Subdermal implant: Not appropriate for patients who are new to treatment or have not sustained prolonged clinical stability on buprenorphine ≤8 mg/day.

Extended-release injection and sublingual tablet: There is no maximum recommended duration for maintenance treatment of opioid addiction; patients may require treatment indefinitely. Advise patients of the potential to relapse to illicit drug use following discontinuation of opioid agonist/partial agonist medication-assisted treatment. If the extended-release injection is discontinued or the depot is removed, monitor the patient for several months for signs and symptoms of withdrawal. After steady-state has been achieved (4 to 6 months), patients discontinuing extended-release injections may have detectable plasma levels of buprenorphine for 12 months or longer.

An opioid-containing analgesic regimen should be tailored to each patient's needs and based upon the type of pain being treated (acute versus chronic), the route of administration, degree of tolerance for opioids (naive versus chronic user), age, weight, and medical condition. The optimal analgesic dose varies widely among patients; doses should be titrated to pain relief/prevention. When switching patients from buprenorphine to naltrexone, do not initiate naltrexone until 7 to 14 days after buprenorphine discontinuation. No time delay is required when switching patients from buprenorphine to methadone (Kampman [ASAM 2015]).

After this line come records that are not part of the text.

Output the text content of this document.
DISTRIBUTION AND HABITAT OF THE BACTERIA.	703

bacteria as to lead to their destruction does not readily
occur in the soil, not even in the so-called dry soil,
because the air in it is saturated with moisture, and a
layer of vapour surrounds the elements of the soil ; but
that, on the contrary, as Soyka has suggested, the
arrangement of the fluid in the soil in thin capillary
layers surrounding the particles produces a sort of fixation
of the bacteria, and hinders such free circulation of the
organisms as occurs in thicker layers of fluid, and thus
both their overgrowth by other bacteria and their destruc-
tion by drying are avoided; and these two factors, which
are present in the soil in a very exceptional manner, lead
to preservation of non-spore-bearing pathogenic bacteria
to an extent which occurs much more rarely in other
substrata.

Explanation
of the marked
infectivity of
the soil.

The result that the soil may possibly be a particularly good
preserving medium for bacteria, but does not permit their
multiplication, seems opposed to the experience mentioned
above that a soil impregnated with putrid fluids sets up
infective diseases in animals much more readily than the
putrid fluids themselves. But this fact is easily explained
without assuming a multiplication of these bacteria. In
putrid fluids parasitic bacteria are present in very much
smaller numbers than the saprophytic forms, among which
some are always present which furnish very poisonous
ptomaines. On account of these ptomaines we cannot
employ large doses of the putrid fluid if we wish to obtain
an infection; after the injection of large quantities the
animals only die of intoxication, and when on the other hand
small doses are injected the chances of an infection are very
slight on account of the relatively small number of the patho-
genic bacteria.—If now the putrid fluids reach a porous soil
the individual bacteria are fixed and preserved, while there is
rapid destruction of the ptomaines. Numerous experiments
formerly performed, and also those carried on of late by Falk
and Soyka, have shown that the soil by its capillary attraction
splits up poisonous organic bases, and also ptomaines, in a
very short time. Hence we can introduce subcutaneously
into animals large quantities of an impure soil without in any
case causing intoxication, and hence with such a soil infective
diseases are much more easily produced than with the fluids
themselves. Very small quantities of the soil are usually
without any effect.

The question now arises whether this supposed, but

Reversal of partial opioid agonists or mixed opioid agonist/antagonists (eg, buprenorphine, pentazocine) may be incomplete and large doses of naloxone may be required.

In patients undergoing elective surgery (excluding caesarean section), discontinuation of buprenorphine 24 to 36 hours before anticipated need for surgical anesthesia may be considered. Short-acting opioids may be given during and/or after surgery. In patients unable to abruptly discontinue buprenorphine prior to surgery, full opioid agonists may be added to the buprenorphine to maintain proper anesthesia; however, increased doses may be required to overcome buprenorphine receptor blockade. If opioid therapy is required as part of anesthesia, patients should be continuously monitored in an anesthesia care setting by persons not involved in in the conduct of the surgical or diagnostic procedure. This guidance applies to anyone who has been treated with extended release buprenorphine injection within the past 6 months. The decision whether to discontinue buprenorphine prior to elective surgery should be made in consultation with the surgeon and anesthesiologist (Kampman [ASAM 2015]).

Concurrent use of opioid agonist/antagonist analgesics may precipitate withdrawal symptoms and/or reduced analgesic efficacy in patients following prolonged therapy with mu opioid agonists. Abrupt discontinuation following prolonged use may also lead to withdrawal symptoms and is not recommended; taper dose gradually when discontinuing. Withdrawal signs and symptoms will be delayed in patients who discontinue the extended-release injection or have it removed; transmucosal buprenorphine may be needed to treat withdrawal in these patients. Tablets, which are used for induction treatment of opioid dependence, should not be started until objective and clear signs of moderate withdrawal are evident. If subdermal implants are not immediately replaced in contralateral arm after removal, maintain patients on their previous dosage of sublingual buprenorphine.